Despite this, profit attributable to owners of the parent rose 2.1% to ¥79.5 billion, supported by underlying resilience offset against an impairment loss in its battery separator film business in Korea.
 
Management highlighted a global environment defined by uneven regional momentum: a strong but slightly weakening U.S. economy, gradual recovery in Europe, a slow deceleration in China, and a steadily recovering Japanese economy. At the same time, trade flow sluggishness and cautious purchasing behavior intensified due to policy uncertainty linked to the U.S. administration and rising geopolitical risk.
 
Against this backdrop, Toray continued executing its medium-term strategy, “Project AP-G 2025,” focused on sustainable growth, value creation, operational excellence, people-centric management, and strengthened governance.
 
Segment snapshots:
 
Fibers & Textiles remained a bright spot, with revenue rising 4.0% to ¥1,051.1 billion and core operating income increasing 6.0% to ¥68.0 billion. Apparel demand stayed solid overall, even as Europe remained sluggish and competition from overseas producers intensified. Industrial applications, particularly automotive-related demand, were weaker, but cost control measures helped sustain profitability.
 
In contrast, Performance Chemicals faced headwinds. Revenue declined 5.3% to ¥894.4 billion, and core operating income fell 6.2% to ¥56.3 billion. Weak automotive demand weighed on resins and chemicals, while films and electronics materials saw mixed trends. Demand for battery separator film stagnated, and display-related materials were pressured by slow panel demand and rising competition in China.
 
The Carbon Fiber Composite Materials segment posted flat revenue at ¥300.1 billion, but profitability weakened significantly as core operating income dropped 21.7% to ¥17.6 billion. Aerospace applications continued to recover, but industrial uses—including pressure vessels and wind turbine blades—remained subdued.
 
A clear outperformer was Environment & Engineering, where revenue jumped 12.8% to ¥266.9 billion and core operating income rose 11.2% to ¥28.8 billion.
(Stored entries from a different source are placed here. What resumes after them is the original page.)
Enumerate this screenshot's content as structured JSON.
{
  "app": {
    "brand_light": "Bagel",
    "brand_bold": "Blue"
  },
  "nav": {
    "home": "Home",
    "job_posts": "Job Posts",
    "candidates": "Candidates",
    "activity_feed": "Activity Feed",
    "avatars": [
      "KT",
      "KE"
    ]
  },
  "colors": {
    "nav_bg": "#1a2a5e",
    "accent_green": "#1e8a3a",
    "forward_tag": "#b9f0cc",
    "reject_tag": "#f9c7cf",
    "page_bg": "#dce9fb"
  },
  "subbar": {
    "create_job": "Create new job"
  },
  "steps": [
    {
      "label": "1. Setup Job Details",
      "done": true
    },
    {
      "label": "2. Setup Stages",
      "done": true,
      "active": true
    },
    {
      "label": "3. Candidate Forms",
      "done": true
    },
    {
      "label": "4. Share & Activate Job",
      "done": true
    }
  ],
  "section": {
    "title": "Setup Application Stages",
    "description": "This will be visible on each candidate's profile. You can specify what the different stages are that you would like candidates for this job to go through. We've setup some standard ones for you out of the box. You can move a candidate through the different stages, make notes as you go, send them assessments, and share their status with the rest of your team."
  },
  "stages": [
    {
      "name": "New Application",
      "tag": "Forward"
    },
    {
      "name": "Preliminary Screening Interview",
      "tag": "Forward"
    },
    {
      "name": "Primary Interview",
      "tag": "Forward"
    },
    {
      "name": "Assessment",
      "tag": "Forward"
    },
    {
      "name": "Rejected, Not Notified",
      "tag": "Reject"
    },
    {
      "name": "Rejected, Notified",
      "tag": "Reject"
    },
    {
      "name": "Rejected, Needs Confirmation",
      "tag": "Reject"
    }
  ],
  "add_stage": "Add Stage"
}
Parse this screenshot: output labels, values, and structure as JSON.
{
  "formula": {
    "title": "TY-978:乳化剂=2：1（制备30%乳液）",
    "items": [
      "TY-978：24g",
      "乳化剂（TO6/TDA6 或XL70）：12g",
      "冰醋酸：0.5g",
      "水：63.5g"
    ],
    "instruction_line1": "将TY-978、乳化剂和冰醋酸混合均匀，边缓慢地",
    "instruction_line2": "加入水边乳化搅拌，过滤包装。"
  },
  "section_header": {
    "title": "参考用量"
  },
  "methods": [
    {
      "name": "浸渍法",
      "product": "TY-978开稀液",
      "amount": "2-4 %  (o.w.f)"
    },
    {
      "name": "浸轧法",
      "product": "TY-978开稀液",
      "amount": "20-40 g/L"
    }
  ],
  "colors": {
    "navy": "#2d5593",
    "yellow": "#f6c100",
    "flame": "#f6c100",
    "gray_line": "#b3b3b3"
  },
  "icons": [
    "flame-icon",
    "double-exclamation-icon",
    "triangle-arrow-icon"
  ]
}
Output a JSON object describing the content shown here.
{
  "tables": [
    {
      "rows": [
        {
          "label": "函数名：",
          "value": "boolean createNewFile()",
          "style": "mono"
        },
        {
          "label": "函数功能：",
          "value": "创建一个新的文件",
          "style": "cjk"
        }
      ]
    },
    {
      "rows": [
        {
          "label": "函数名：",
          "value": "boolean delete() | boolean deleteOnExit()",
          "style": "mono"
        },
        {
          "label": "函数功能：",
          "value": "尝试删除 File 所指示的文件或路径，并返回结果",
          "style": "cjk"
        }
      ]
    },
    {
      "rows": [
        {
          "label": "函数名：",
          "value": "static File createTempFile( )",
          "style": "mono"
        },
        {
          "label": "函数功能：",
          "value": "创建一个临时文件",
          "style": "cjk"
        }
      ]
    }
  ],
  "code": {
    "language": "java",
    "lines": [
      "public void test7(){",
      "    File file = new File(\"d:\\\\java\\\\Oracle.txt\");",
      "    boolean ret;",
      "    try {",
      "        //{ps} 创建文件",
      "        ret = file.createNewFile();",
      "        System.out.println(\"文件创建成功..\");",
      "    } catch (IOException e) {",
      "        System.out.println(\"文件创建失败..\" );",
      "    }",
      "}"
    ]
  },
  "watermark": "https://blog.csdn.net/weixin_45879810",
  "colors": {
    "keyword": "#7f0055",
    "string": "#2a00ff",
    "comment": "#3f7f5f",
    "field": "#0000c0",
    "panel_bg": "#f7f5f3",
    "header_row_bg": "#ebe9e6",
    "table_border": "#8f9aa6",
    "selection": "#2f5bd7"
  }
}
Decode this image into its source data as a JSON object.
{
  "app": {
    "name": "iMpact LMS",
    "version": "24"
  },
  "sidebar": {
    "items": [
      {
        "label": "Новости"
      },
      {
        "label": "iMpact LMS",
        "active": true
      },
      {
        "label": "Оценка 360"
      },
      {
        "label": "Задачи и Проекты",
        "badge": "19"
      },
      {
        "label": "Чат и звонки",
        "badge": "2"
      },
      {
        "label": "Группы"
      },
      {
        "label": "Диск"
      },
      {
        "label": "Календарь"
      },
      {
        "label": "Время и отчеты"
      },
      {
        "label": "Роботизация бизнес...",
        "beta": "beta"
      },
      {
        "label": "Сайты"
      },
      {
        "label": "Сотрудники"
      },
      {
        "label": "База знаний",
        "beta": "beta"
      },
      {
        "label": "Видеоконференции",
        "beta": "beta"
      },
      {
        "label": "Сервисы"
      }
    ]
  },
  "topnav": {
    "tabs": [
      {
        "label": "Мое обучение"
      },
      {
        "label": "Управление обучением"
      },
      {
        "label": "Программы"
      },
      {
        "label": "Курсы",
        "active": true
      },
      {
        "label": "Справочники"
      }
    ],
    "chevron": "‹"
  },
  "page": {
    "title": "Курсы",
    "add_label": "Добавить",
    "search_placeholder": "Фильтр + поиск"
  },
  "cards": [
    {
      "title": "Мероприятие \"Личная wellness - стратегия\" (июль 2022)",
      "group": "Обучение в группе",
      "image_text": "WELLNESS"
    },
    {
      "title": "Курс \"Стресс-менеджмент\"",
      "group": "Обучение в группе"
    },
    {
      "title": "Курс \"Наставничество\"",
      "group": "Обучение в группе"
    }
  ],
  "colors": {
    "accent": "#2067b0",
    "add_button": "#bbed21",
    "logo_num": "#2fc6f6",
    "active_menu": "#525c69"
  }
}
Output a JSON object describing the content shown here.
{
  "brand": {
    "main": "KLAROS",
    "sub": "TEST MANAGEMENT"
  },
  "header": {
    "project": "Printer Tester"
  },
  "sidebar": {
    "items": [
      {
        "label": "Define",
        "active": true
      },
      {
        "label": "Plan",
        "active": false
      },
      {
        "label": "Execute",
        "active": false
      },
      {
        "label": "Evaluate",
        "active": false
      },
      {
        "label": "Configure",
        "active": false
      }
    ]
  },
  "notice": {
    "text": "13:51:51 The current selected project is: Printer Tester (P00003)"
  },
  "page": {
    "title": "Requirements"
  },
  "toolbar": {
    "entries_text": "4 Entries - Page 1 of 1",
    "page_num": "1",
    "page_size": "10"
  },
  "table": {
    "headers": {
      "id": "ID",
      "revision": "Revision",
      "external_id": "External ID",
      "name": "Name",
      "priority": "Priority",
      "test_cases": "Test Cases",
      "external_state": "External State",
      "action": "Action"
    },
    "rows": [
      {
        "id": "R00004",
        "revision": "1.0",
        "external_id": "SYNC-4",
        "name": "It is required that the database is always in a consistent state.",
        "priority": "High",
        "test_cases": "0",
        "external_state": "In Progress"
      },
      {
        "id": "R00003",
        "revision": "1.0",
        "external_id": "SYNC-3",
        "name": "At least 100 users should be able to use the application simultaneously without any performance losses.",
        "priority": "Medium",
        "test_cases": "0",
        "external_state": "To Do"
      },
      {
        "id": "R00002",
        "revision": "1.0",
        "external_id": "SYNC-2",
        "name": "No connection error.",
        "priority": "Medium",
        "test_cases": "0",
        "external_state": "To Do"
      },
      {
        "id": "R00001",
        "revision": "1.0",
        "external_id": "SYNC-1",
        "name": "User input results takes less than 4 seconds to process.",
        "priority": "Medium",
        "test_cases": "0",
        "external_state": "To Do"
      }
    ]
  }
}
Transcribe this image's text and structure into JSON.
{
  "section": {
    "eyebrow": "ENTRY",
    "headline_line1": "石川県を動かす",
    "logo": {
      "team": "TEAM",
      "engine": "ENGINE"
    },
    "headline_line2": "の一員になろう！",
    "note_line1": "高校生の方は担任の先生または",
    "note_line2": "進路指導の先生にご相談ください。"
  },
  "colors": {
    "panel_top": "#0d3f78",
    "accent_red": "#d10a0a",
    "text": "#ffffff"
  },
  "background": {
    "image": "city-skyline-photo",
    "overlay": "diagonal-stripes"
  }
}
Strong demand for RO membranes in the Middle East and steady plant projects in Japan supported growth, alongside solid performance from engineering subsidiaries.
 
The Life Science segment remained under pressure, with revenue slipping 1.4% to ¥52.4 billion and a core operating loss of ¥0.1 billion, though this marked a slight improvement. Pharmaceutical sales were mixed—overseas growth, particularly in China, was offset by domestic erosion from generics—while medical devices remained subdued despite cost-cutting and product mix improvements.
 
While Toray managed to slightly grow revenue and stabilize underlying earnings, profitability diverged sharply across divisions. Strength in fibers and engineering was offset by weakness in chemicals and carbon fiber, underscoring the uneven global demand environment shaping the group’s performance.